自動車分野では、より安全な走行を提供するため、車両が持つセンサの情報に基づいて自律的
に判断、注意喚起等をする運転支援に加え、車々間や路側設備、歩行者の持つ端末などとの連携
による周辺の状況の共有と活用が必要となってきています。そこで、トヨタ、PFN、NTTの持つコンセ
プトや技術を持ち寄り、実動デモを作成しました。
2.今回実現したコンセプトの概要
今回実現したデモンストレーションでは、トヨタの考える人工知能を使った将来の運転支援の
コンセプトを、NTT のエッジコンピューティング技術と高信頼無線技術と、PFN のぶつからない
事象を学習するディープラーニング技術とその分散処理技術、を用いて実現しています(別紙:
「高度運転支援向けエッジコンピューティング技術」参照)。
自動車模型を使用し、各車が走行することで時々刻々変化する周囲環境に対して、衝突回避の
動きを、エッジサーバで動作する PFN 社の高度な人工知能により学習しました。複数の車の学習
状態を共有することで、学習に必要な時間の短縮も実現しています。
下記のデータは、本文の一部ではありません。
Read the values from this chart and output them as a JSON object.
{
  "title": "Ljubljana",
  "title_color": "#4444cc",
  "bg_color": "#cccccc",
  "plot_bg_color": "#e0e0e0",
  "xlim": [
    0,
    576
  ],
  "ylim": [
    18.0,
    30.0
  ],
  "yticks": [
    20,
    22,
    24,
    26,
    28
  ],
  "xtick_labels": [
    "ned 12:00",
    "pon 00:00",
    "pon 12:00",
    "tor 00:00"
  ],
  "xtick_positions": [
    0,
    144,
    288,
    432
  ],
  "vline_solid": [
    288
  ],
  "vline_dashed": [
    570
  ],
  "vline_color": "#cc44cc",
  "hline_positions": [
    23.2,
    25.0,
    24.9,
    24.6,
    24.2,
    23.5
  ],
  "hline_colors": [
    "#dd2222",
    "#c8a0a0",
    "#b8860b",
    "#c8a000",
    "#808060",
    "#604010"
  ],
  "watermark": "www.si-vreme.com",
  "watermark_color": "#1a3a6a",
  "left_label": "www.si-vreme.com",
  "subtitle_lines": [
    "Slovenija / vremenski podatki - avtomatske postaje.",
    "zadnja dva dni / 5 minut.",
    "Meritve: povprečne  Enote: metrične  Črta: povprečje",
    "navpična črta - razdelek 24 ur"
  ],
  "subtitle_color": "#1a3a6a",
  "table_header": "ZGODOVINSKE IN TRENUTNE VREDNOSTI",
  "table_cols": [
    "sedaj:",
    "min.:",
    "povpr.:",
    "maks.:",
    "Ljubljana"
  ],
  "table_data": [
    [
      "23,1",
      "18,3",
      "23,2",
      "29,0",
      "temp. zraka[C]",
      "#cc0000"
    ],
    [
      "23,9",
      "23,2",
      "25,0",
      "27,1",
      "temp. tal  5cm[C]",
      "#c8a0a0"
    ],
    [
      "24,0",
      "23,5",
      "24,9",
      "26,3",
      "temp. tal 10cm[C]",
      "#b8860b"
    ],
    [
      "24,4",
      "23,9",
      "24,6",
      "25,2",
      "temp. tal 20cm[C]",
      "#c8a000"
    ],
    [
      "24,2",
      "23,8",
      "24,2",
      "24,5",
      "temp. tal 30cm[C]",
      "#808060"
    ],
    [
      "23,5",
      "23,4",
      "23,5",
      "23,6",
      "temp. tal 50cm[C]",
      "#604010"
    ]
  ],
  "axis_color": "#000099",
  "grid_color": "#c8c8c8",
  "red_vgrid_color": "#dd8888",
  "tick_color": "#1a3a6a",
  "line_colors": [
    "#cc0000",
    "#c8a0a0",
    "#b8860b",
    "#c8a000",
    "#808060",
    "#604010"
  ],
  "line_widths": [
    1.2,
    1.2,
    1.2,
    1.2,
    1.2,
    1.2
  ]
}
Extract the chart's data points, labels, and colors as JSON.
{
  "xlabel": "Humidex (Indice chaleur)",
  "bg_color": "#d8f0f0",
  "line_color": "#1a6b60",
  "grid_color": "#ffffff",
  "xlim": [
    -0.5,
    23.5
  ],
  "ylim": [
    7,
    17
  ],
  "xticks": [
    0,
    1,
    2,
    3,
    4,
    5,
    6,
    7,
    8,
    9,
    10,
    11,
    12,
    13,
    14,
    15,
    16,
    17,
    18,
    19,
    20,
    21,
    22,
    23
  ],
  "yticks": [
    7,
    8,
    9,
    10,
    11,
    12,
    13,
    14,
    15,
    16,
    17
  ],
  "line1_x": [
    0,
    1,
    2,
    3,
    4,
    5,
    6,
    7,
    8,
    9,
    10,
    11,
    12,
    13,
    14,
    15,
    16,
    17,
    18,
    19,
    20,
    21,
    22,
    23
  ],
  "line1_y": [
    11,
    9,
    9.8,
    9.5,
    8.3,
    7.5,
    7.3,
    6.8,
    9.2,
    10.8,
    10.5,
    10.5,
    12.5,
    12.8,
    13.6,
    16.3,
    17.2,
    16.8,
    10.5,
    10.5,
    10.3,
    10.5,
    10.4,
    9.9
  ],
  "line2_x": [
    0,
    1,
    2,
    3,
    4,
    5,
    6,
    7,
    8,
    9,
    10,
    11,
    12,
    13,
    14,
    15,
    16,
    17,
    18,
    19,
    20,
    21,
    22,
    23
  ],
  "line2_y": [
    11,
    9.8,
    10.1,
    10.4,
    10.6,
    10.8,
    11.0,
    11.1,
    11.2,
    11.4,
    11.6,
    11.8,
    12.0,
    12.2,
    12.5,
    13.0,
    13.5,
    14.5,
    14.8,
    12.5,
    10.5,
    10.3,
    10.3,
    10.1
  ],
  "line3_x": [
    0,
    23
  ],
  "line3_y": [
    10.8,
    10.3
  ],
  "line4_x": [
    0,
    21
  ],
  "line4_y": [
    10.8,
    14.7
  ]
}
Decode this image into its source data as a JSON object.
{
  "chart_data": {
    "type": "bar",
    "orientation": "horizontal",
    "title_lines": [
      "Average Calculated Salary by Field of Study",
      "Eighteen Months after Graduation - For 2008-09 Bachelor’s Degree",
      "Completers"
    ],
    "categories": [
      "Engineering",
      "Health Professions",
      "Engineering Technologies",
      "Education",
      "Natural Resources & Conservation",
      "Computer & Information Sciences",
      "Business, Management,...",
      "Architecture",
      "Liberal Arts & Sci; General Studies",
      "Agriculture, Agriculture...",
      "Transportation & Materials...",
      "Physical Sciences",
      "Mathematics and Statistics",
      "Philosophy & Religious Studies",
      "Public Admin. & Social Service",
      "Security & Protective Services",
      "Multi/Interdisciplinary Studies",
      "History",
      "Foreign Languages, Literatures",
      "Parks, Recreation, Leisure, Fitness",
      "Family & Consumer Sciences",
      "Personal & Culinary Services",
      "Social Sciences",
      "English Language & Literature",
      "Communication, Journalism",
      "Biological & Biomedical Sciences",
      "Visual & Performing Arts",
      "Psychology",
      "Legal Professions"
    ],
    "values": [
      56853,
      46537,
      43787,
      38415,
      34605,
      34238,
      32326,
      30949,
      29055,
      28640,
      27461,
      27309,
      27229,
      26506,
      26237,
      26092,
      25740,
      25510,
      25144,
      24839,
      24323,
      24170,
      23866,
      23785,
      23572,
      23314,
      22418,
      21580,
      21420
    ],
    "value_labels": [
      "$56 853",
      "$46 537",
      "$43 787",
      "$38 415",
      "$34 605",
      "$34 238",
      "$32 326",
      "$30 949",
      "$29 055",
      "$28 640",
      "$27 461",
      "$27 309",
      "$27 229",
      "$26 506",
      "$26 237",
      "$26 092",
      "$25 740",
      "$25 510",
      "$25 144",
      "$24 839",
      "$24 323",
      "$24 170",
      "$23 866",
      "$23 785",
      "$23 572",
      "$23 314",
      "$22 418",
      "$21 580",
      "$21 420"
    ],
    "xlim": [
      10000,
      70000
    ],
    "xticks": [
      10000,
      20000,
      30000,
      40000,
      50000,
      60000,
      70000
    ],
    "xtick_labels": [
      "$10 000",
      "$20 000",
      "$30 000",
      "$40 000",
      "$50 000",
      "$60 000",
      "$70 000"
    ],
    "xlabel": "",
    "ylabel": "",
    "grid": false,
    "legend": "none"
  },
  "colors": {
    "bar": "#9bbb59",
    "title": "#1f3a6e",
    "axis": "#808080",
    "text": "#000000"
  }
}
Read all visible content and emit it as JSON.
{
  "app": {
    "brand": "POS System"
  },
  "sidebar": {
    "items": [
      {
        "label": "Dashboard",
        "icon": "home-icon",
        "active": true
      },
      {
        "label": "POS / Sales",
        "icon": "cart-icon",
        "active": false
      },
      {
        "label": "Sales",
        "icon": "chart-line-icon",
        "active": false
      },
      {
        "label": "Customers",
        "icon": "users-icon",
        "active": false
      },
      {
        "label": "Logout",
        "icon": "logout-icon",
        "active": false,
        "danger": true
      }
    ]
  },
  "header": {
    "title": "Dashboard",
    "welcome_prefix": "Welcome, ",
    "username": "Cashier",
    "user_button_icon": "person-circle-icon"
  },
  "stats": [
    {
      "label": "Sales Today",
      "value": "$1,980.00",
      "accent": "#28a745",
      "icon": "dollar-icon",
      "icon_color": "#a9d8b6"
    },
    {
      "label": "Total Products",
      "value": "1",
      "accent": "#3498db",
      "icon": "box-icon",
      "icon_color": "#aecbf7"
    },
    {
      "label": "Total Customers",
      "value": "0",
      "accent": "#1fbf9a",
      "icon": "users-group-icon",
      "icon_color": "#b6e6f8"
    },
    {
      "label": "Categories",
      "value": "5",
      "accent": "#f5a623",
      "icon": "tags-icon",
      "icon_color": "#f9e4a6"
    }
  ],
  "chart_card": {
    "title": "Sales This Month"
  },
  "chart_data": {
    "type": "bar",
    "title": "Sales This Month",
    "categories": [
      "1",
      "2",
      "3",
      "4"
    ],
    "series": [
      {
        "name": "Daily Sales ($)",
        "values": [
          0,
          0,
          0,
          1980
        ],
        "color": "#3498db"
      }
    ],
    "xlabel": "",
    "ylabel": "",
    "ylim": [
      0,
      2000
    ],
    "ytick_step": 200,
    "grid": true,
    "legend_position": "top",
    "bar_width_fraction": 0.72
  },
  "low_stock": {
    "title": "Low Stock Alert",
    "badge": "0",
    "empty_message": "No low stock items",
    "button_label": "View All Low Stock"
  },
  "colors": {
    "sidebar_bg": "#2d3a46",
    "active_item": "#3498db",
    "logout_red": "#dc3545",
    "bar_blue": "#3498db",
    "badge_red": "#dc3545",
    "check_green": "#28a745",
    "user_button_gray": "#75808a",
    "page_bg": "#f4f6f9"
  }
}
サーバと車との通信では複数
の無線アクセス方式を使い高い信頼性が保たれており、送られた学習結果を用いてそれぞれの車
が自律的にぶつかることなく走行しています。
3.今後の取り組み
将来的には、エッジサーバ上で、たとえば複数の車や路側設備から送られるデータから、今周辺
で何が起きているかといった動的で精密な交通空間情報を作る、交通渋滞等の分析・学習・予測を
する、緊急時・災害時に車両の優先度付けを行う、など、より高度な処理を行うことで、リアルタイム
に高度な運転支援をするために必要な情報を提供できるインフラ技術の確立を目指していきます。
<参考>
今回発表したコンセプトデモとして CES2016(米国ラスベガス、2016 年 1 月 6 日~9 日)にて出展された
デモンストレーションを、2016 年 2 月 18 日~19 日に開催する「NTT R&D フォーラム 2016」でご紹介いたし
ます。
「NTT R&D フォーラム 2016」サイト http://labevent.ecl.ntt.co.jp/forum2016/info/
※エッジコンピューティング 端末とクラウドの間の端末に物理的に近い場所にサーバを置き、一部の処理を実行できる環境。
<本件に関するお問い合わせ先>
日本電信電話株式会社
研究企画部門 R&D 推進担当
03-6838-5328
[email protected]
<別紙>高度運転支援向けエッジコンピューティング技術
~リアルタイム通信・情報分析でぶつからない車を実現~
自動車が多くのセンサや通信機能を装備し、様々な情報を得ることで、運転車への様々な運転支援が
できる世界がそう遠くない時期にやってきます。本技術を利用し、自動車・路側インフラ設備から収集した情報
をリアルタイムに分析・学習し、走行中の自動車に運転支援情報を提供します。
ネットワークにおいて、ユーザの近く(エッジ)に分析・学習機能を配備することで、従来のクラウドでは難しか
ったリアルタイムな制御を可能にします。
■特徴
・データ分析・学習・予測機能を、ユーザの近くに配備されたエッジコンピュータに搭載することで、即時に分析
結果を渡すことが可能となり、リアルタイムに運転支援情報を提供可能です。
・学習に用いるデータを、複数の無線アクセス方式に分散・冗長して送信することで、無線アクセスの品質を
確保し、高信頼・低遅延な通信を実現、新鮮なデータによる学習、学習結果の即時配信も可能となります。
■主な利用シーン
・AI技術の適用による高度な運転支援が可能となります。
・運転支援システムに必要な自動車周辺の 3 次元地図をリアルタイムに更新し、自動車に提供することが可能
となります。
・電波状況の悪い地域でも自動車へスムーズに情報配信が可能となります。